What about infinite-dimensional spaces?

The space \(A=C([0,1],\mathbb R)\)

Consider the space \(A=C([0,1],\mathbb R)\) of the real continuous functions defined on the interval \([0,1]\) endowed with the sup norm:
\[\Vert f \Vert = \sup\limits_{x \in [0,1]} \vert f(x) \vert\]
Is the closed unit ball \(B_1[0]\) compact? The answer is negative and we provide two proofs.

The first one is based on open covers. For \(n \ge 1\), we denote by \(f_n\) the piecewise linear map defined by \[
\begin{cases}
f_n(0)=f_n(\frac{1}{2^n}-\frac{1}{2^{n+2}})=0 \\
f_n(\frac{1}{2^n})=1 \\
f_n(\frac{1}{2^n}+\frac{1}{2^{n+2}})=f_n(1)=0
\end{cases}\] All the \(f_n\) belong to \(B_1[0]\). Moreover for \(1 \le n < m\) we have \(\frac{1}{2^n}+\frac{1}{2^{n+2}} < \frac{1}{2^m}-\frac{1}{2^{m+2}}\). Hence the supports of the \(f_n\) are disjoint and \(\Vert f_n – f_m \Vert = 1\).

Now consider the open cover \(\mathcal U=\{B_{\frac{1}{2}}(x) \, ; \, x \in B_1[0]\}\). For \(x \in B_1[0]\}\) and \(u,v \in B_{\frac{1}{2}}(x)\), \(\Vert u -v \Vert < 1\). Therefore, each \(B_{\frac{1}{2}}(x)\) contains at most one \(f_n\) and a finite subcover of \(\mathcal U\) will contain only a finite number of \(f_n\) proving that \(A\) is not compact.

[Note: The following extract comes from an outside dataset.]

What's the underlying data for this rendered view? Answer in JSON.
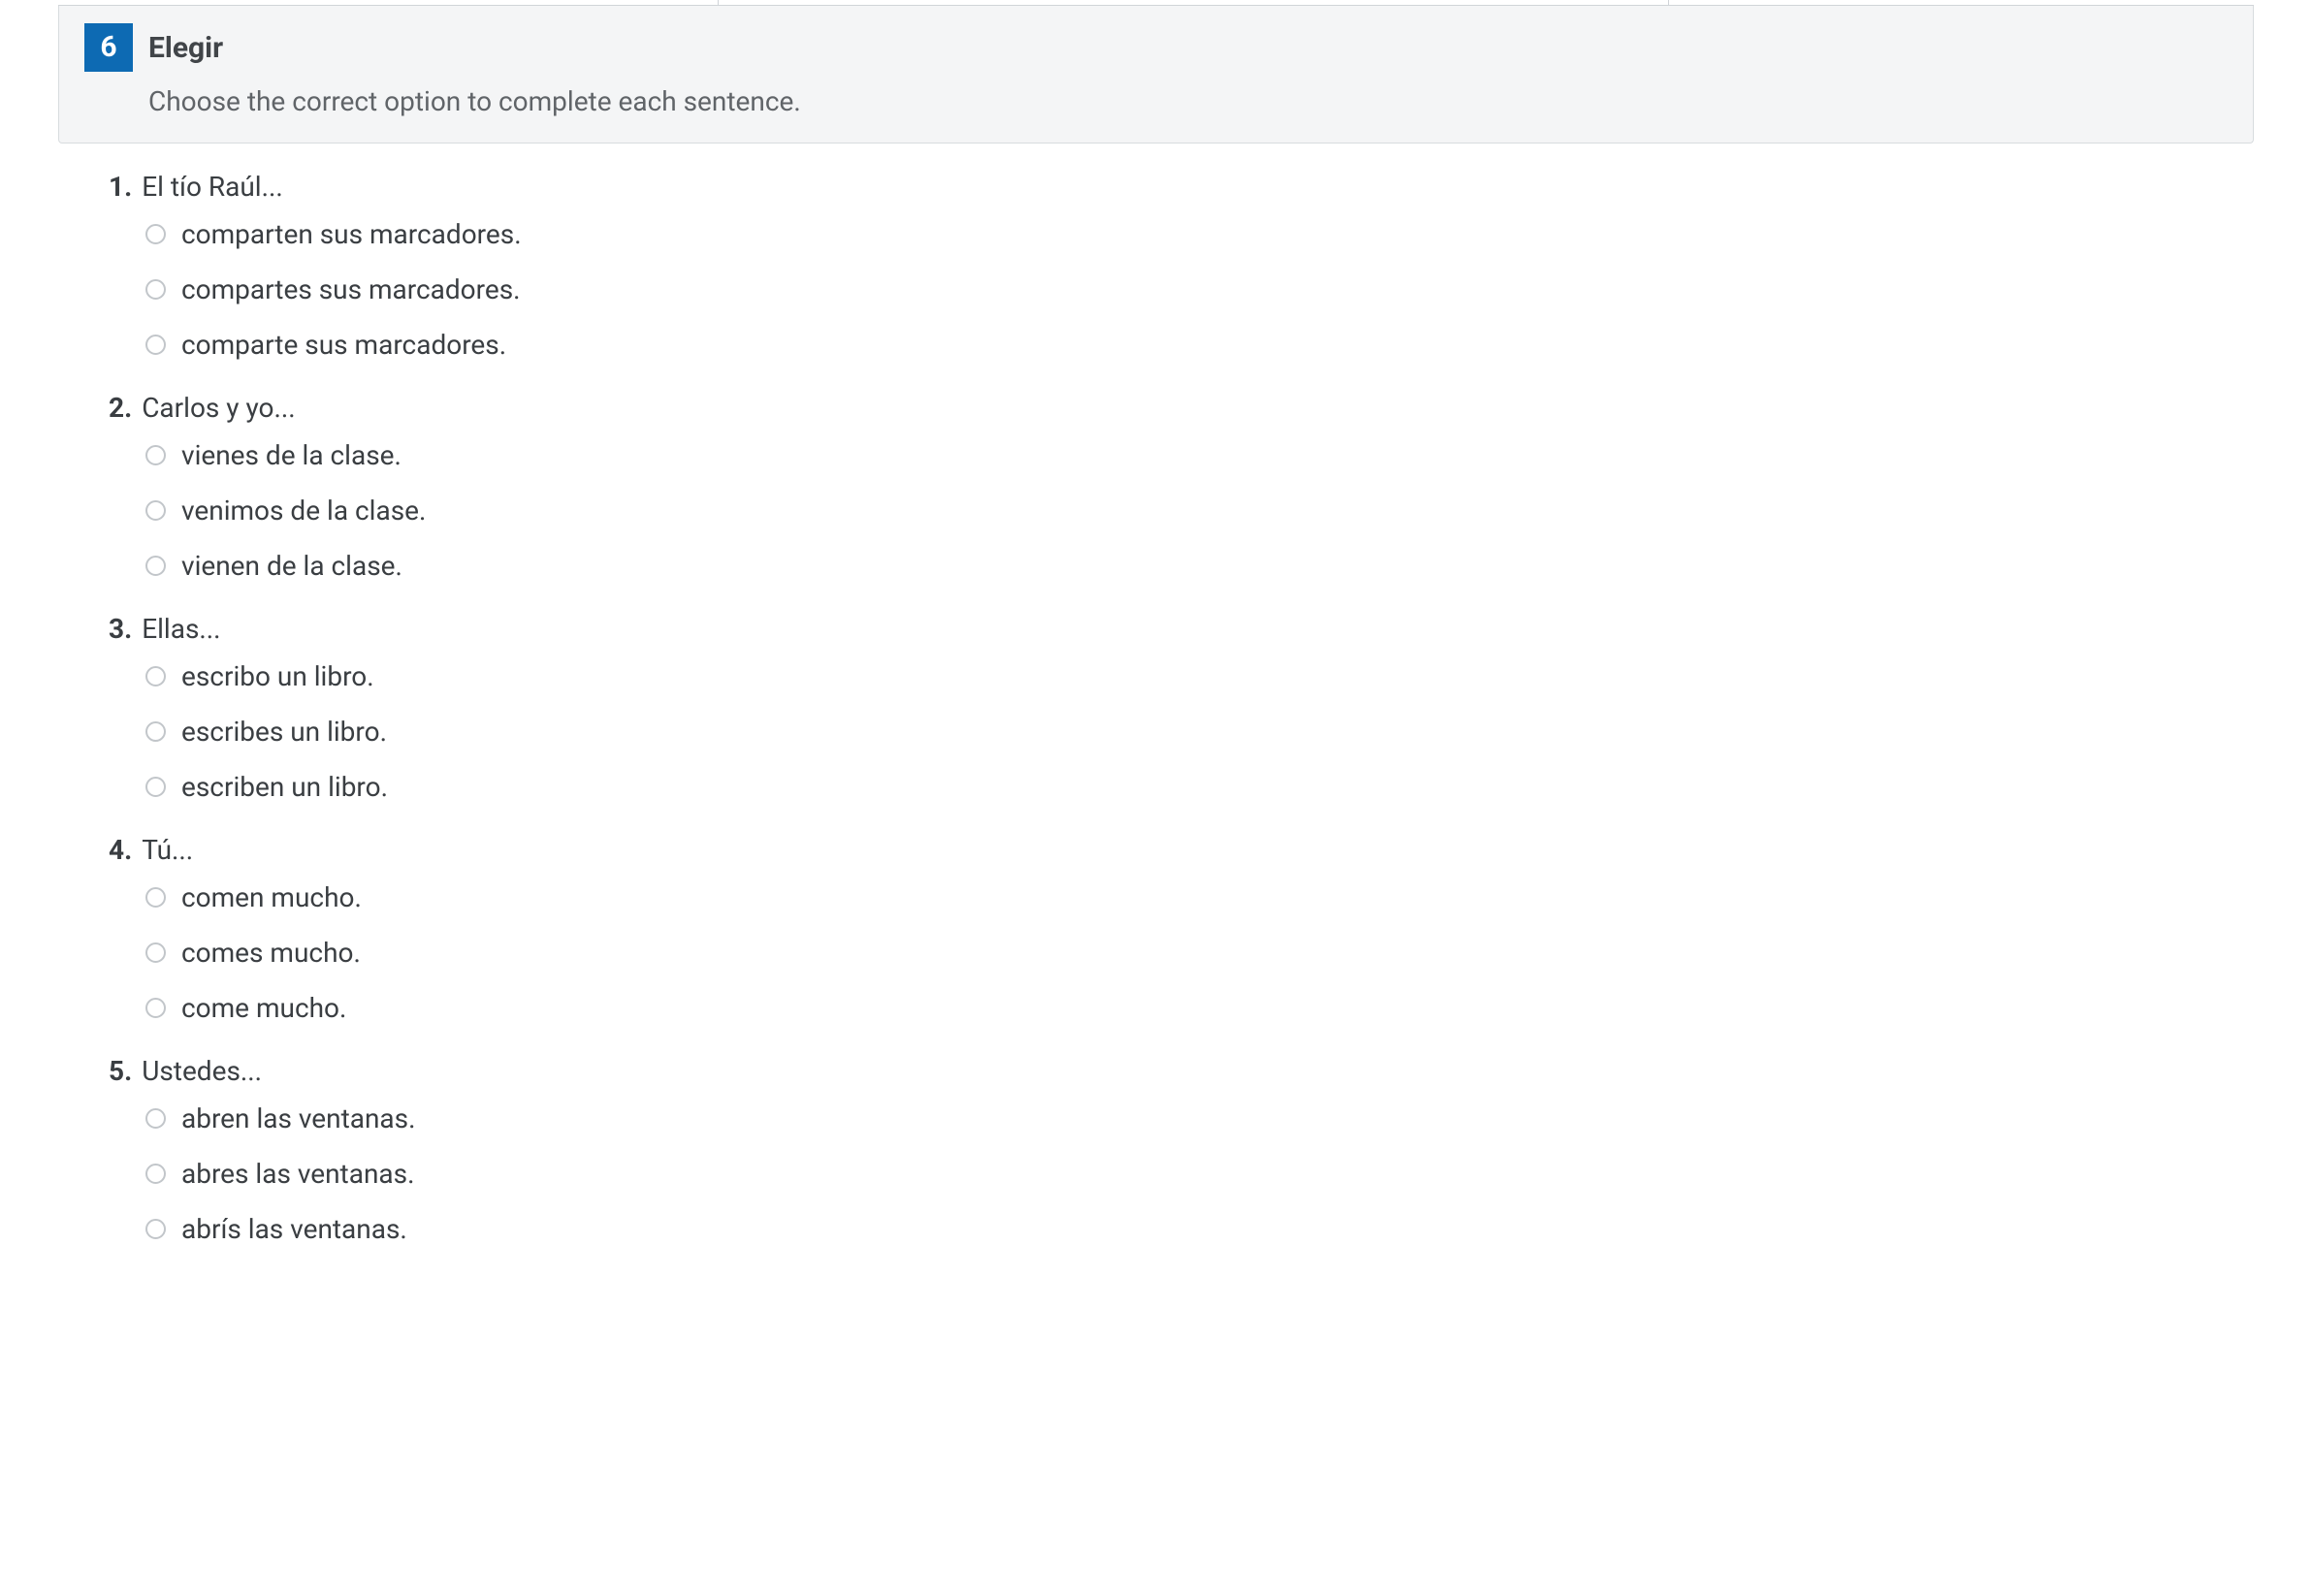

Second proof based on convergent subsequence. As \(A\) is a metric space, it is enough to prove that \(A\) is not sequentially compact. Consider the sequence of functions \(g_n : x \mapsto x^n\). The sequence is bounded as for all \(n \in \mathbb N\), \(\Vert g_n \Vert = 1\). If \((g_n)\) would have a convergent subsequence, the subsequence would converge pointwise to the function equal to \(0\) on \([0,1)\) and to \(1\) at \(1\). As this function is not continuous, \((g_n)\) cannot have a subsequence converging to a map \(g \in A\).

Riesz’s theorem

The non-compactness of \(A=C([0,1],\mathbb R)\) is not so strange. Based on Riesz’s lemma one can show that the unit ball of an infinite-dimensional normed space \(X\) is never compact. This is sometimes known as the Riesz’s theorem.

The non-compactness of \(A=C([0,1],\mathbb R)\) is just standard for infinite-dimensional normed vector spaces!